A inércia juramentada como práxis comunal, no grupo, é a mediação entre atividades orgânicas. No processo grupal, a atividade prática aparece como algo incontrolável e fugaz. Sinto o processo como uma força subjetiva exterior a mim ou a qual sou exterior e me invade. O processo grupal é algo constante, por assim dizer, em nossa realidade. Vivemos no interior de grupos. Eles concorrem diretamente na formação (por definição, incompleta) da subjetividade e da identidade de cada um de nós. Como O ser e o nada já demarcava, o Outro (agora não apenas na esfera interpsíquica, mas também no plano social) é um intermediário necessário entre o indivíduo e seu ser. Para Sartre, o erro de tantos sociólogos seria explicar a realidade do grupo igualando práxis e processo, comprometendo, assim, sua inteligibilidade, em particular na forma de sua relação com seus membros. Na verdade, esclarece o filósofo, é necessário entender, de imediato, o processo como o inverso da práxis grupal. Isso significa que sua inteligibilidade “advém do fato que pode se dissolver e se reverter. De fato, ele representa simplesmente o momento no qual a ação interior do grupo sobre si mesmo se intensifica para lutar contra a multiplicidade que começa a corroê- lo” 656. Diante da realidade processual, é preciso, portanto, lutar novamente contra a dispersão serial que arrisca a existência do grupo.

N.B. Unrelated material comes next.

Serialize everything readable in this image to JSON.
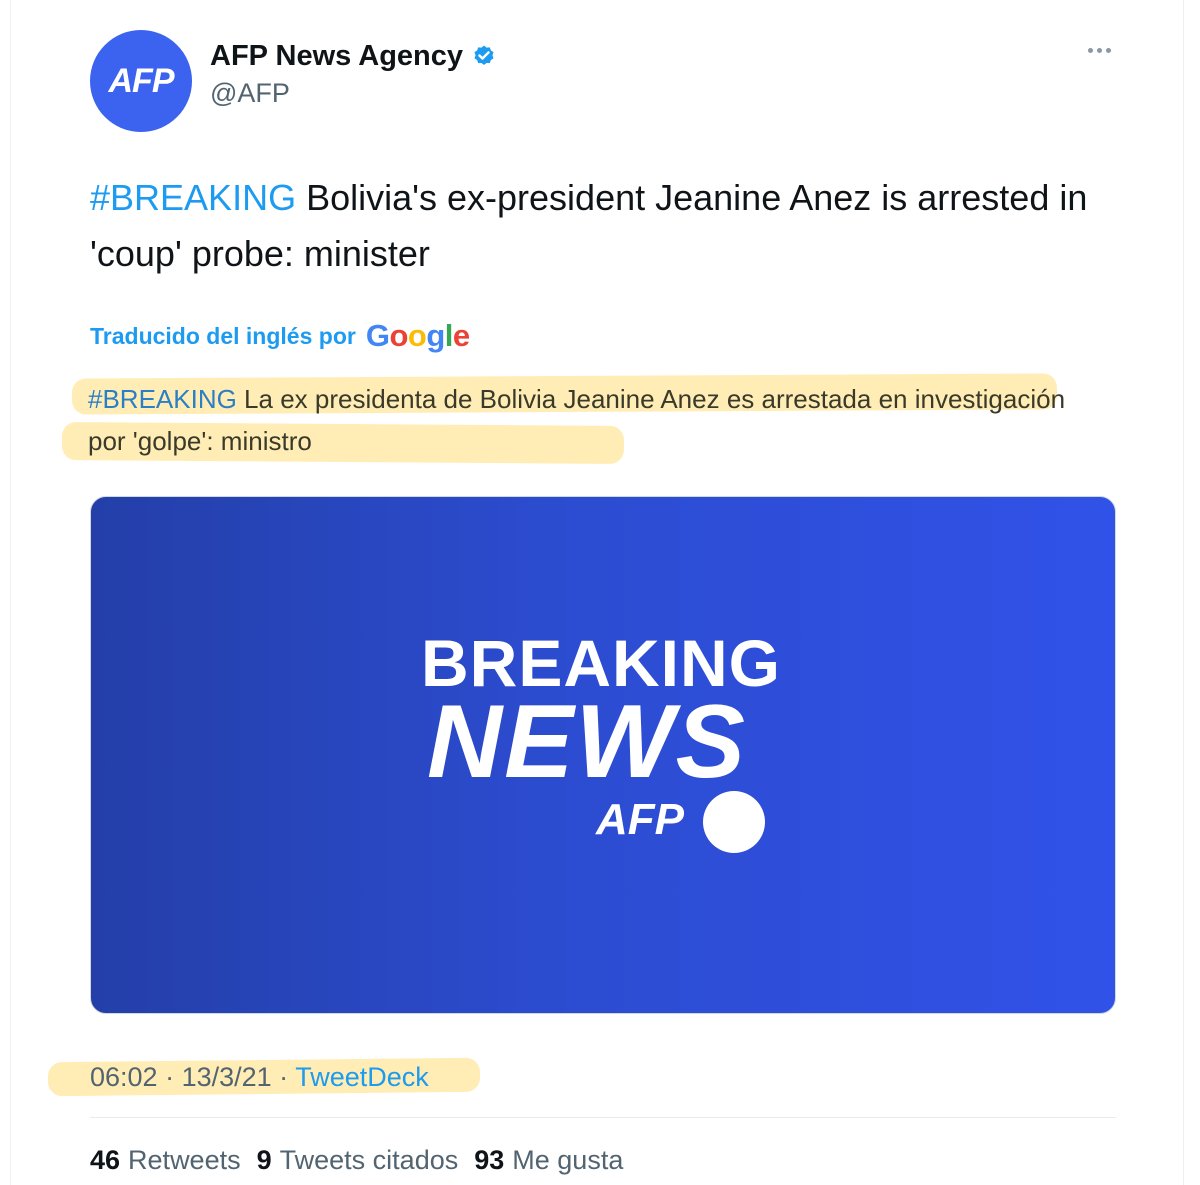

O limite máximo da práxis organizacional é a individualidade orgânica e prática, na medida em que a última é constitutiva da primeira. É este agenciamento, característico da experiência crítica sartriana, que tornaria aquela práxis inteligível. Assim, o indivíduo não pode apreender o objetivo comum do grupo se este objetivo não é assumido como sendo seu próprio objetivo. O interesse comum implica, desde sua gênese, em uma metamorfose do indivíduo. O indivíduo torna-se mediador, terceiro regulador de todas as

práxis, uma vez que garante a unidade estrutural das funções e dos poderes no seio do grupo – e, portanto, possibilita a realização do objetivo comum que uma práxis individual não alcançaria por si só.

Há, com efeito, uma identidade última entre a ação individual, a ação grupal e a ação mecânica, posto que a práxis orgânica constitui a organização, a estrutura e o processo do grupo. Ao mesmo tempo, porém, há uma irredutível oposição entre os mecanismos do grupo e aqueles do indivíduo. De qualquer modo, é possível compreender originalmente uma

práxis comum justamente porque somos uma individualidade orgânica que realiza um indivíduo comum: “existir, agir e compreender são uma só coisa” 657.

656 SARTRE, 1985, p. 643. 657 SARTRE, 1985, p. 649.